Bock E, Bock C, Campioni P, Goletti S, Pastore G, Romani M

机构信息

Istituto di Radiologia, Università Cattolica del Sacro Cuore, Roma.

出版信息

Radiol Med. 1998 Jan-Feb;95(1-2):44-8.

PMID:9636726
Abstract

INTRODUCTION

Gynecomasty is usually classified as normal of abnormal, except for 25% of cases which are classified as idiopathic because their causes and pathogenesis remain unknown. Gynecomasty is diagnosed mainly on clinical grounds, while integrated imaging, sometimes combined with cytology, is used to distinguish benign from malignant forms. Bilateral gynecomasty is easy to diagnose, especially when patients report assuming particular drugs or present other risk factors, but unilateral or asymmetrical gynecomasty is a diagnostic problem. Primary male breast cancer usually presents as a unilateral hard mass, often infiltrating the dermis and with early lymph node metastases; it is associated with gynecomasty in 20% of cases.

MATERIAL AND METHODS

We examined 76 men (age range, 15-75 years) referred for breast enlargement; the patients with radiologic findings of breast adiposis were not included in our series. All patients were submitted to standard projection mammography with a high resolution dedicated film and to real time US with high frequency probes (7.5-12 MHz).

RESULTS

Breast enlargement was unilateral in 48% of cases and bilateral in 52%. The radiologic patterns, compared with histologic or clinical-therapeutic follow-up, permitted the correct diagnosis in 72 of 76 patients (94%). The extant four patients had chronic inflammation (3 cases) and a malignant tumor with questionable imaging features. Overall imaging findings were: 55 cases (72%) of actual gynecomasty--unilateral in 17 and bilateral in 38 cases--9 unilateral malignant tumors (12%), eleven cases of inflammation (14%) and 1 case (2%) of unilateral metastasis from plasmocytoma.
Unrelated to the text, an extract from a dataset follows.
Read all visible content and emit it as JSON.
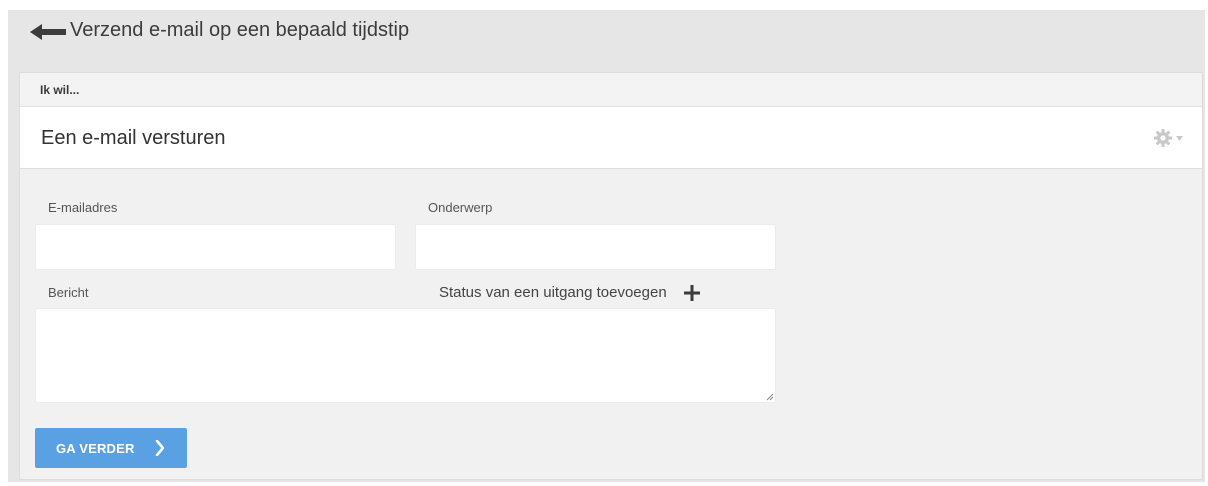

Sixteen (29%) actual gynecomasty patients (21% of the whole series) had a nodular form (unilateral in 6 and bilateral in 10 cases), 23 (42% and 30% of the whole series) had a dendritic form (unilateral in 7 and bilateral in 16 cases) and 16 (29%, 21% of the whole series) had a glandular form.

CONCLUSIONS

Diagnosing gynecomasty is relatively easy in the patients with bilateral forms with a positive history of associated exogenous or endogenous factors, while focal unilateral or asymmetrical forms are difficult to distinguish into benign and malignant. The radiologic pattern may be questionable especially in chronic inflammation and in some malignant forms and must therefore be integrated with cytologic or surgical findings.